Sunday, August 12, 2012

Economic woes

In a week that we have learned that 11,000 private sector jobs have been lost in two years a leading economist has warned that the North's economy is facing meltdown.

Attempts to lower the North's Corporation Tax rate appear to have failed. Although we hear Finance Minister Sammy Wilson insisting that the issue will be revisited in the Autumn, the fact is, The North will not receive a special dispensastion for a reduced CT rate. The main reasons for this are that if NI were to receive a lower CT rate from the rest of the UK, there would be nothing to stop British firms based in London from moving operations to The North in order to avail of the lower CT rate. The other reason is that if NI got a lower tax rate Scotland, Wales and North East England would be screaming from the rooftops for equal treatment. With a Scottish referendum on independence in the pipeline, offering NI a lower CT rate while refusing to give it to Scotland is a high risk strategy for the Tory-Lib Dem coalition. It could be enough to swing the referendum for the 'Yes' side.

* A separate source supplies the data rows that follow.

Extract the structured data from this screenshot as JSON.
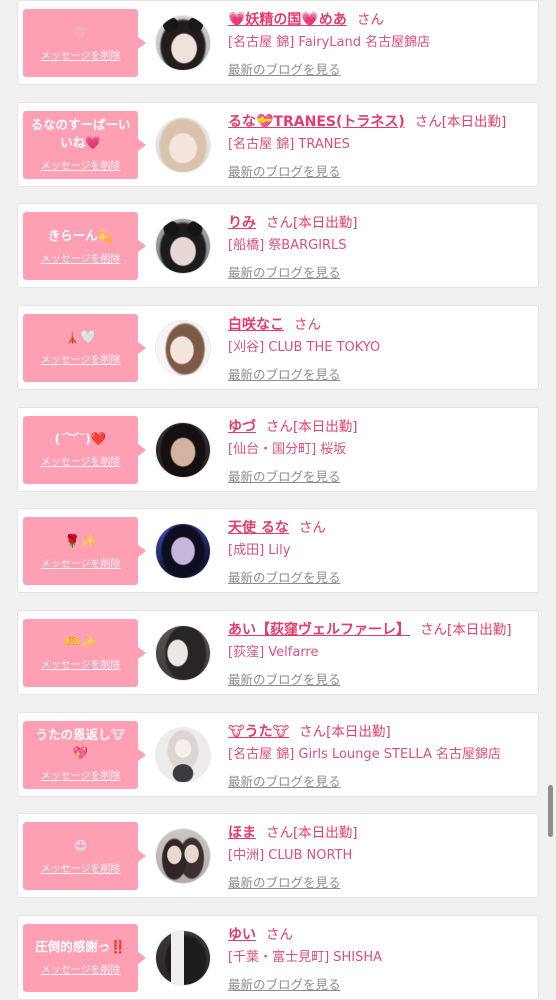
{
  "colors": {
    "page_bg": "#f1f1f1",
    "bubble_pink": "#ff9fb3",
    "name_pink": "#e33b6d",
    "location_pink": "#d9507f",
    "link_gray": "#8c8c8c"
  },
  "messages": [
    {
      "message": "♡",
      "delete_label": "メッセージを削除",
      "name": "💗妖精の国💗めあ",
      "honorific": "さん",
      "status": "",
      "location": "[名古屋 錦] FairyLand 名古屋錦店",
      "blog_link": "最新のブログを見る"
    },
    {
      "message": "るなのすーぱーいいね💗",
      "delete_label": "メッセージを削除",
      "name": "るな💝TRANES(トラネス)",
      "honorific": "さん",
      "status": "[本日出勤]",
      "location": "[名古屋 錦] TRANES",
      "blog_link": "最新のブログを見る"
    },
    {
      "message": "きらーん💫",
      "delete_label": "メッセージを削除",
      "name": "りみ",
      "honorific": "さん",
      "status": "[本日出勤]",
      "location": "[船橋] 祭BARGIRLS",
      "blog_link": "最新のブログを見る"
    },
    {
      "message": "🗼🤍",
      "delete_label": "メッセージを削除",
      "name": "白咲なこ",
      "honorific": "さん",
      "status": "",
      "location": "[刈谷] CLUB THE TOKYO",
      "blog_link": "最新のブログを見る"
    },
    {
      "message": "(˘︶˘)❤️",
      "delete_label": "メッセージを削除",
      "name": "ゆづ",
      "honorific": "さん",
      "status": "[本日出勤]",
      "location": "[仙台・国分町] 桜坂",
      "blog_link": "最新のブログを見る"
    },
    {
      "message": "🌹✨",
      "delete_label": "メッセージを削除",
      "name": "天使 るな",
      "honorific": "さん",
      "status": "",
      "location": "[成田] Lily",
      "blog_link": "最新のブログを見る"
    },
    {
      "message": "🫶✨",
      "delete_label": "メッセージを削除",
      "name": "あい【荻窪ヴェルファーレ】",
      "honorific": "さん",
      "status": "[本日出勤]",
      "location": "[荻窪] Velfarre",
      "blog_link": "最新のブログを見る"
    },
    {
      "message": "うたの恩返し🐮💖",
      "delete_label": "メッセージを削除",
      "name": "🐮うた🐮",
      "honorific": "さん",
      "status": "[本日出勤]",
      "location": "[名古屋 錦] Girls Lounge STELLA 名古屋錦店",
      "blog_link": "最新のブログを見る"
    },
    {
      "message": "😊",
      "delete_label": "メッセージを削除",
      "name": "ほま",
      "honorific": "さん",
      "status": "[本日出勤]",
      "location": "[中洲] CLUB NORTH",
      "blog_link": "最新のブログを見る"
    },
    {
      "message": "圧倒的感謝っ‼️",
      "delete_label": "メッセージを削除",
      "name": "ゆい",
      "honorific": "さん",
      "status": "",
      "location": "[千葉・富士見町] SHISHA",
      "blog_link": "最新のブログを見る"
    }
  ]
}
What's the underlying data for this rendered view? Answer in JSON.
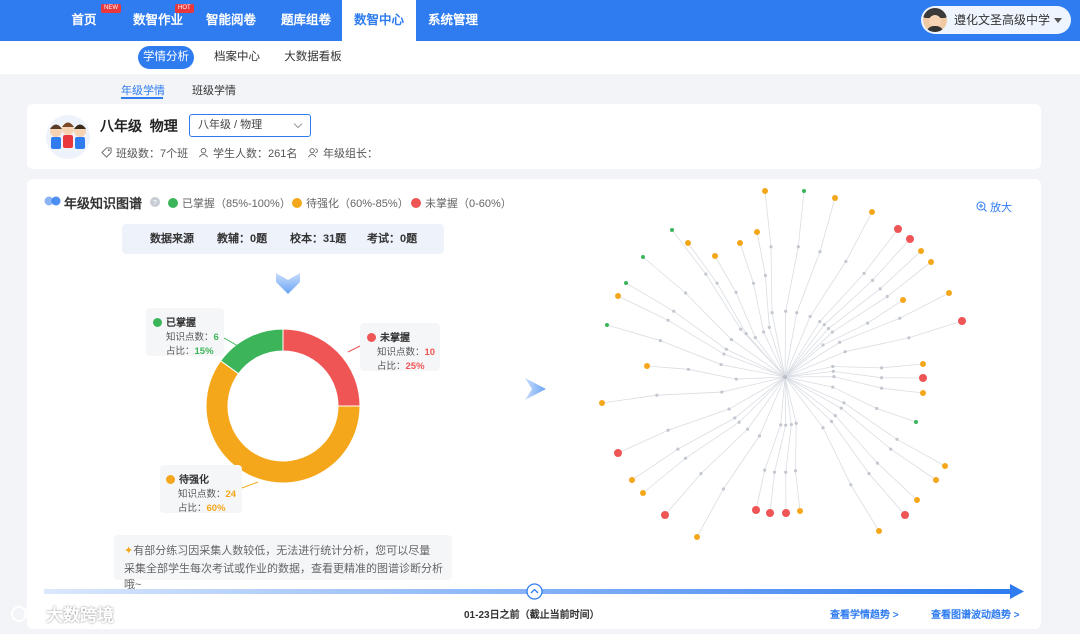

With a CT rate of 24% a deterrent to Foreign Direct Investment (FDI), the key strategy used to attact FDI to The North has been Sustainable Financial Assistance (SFA). This is basically EU funding used to offer foreign companies cash to locate to the region. This economic lever used to attract FDI to NI is due to be abolished by the EU next year. Given that SFA sounds very much like bribery this should not come as a surprise.

With the two most powerful economic levers either being phased out (SFA) or unattainable (CT), The North does not have many hands left to play. There is one hand though, a pocket of aces, if only it could be seen!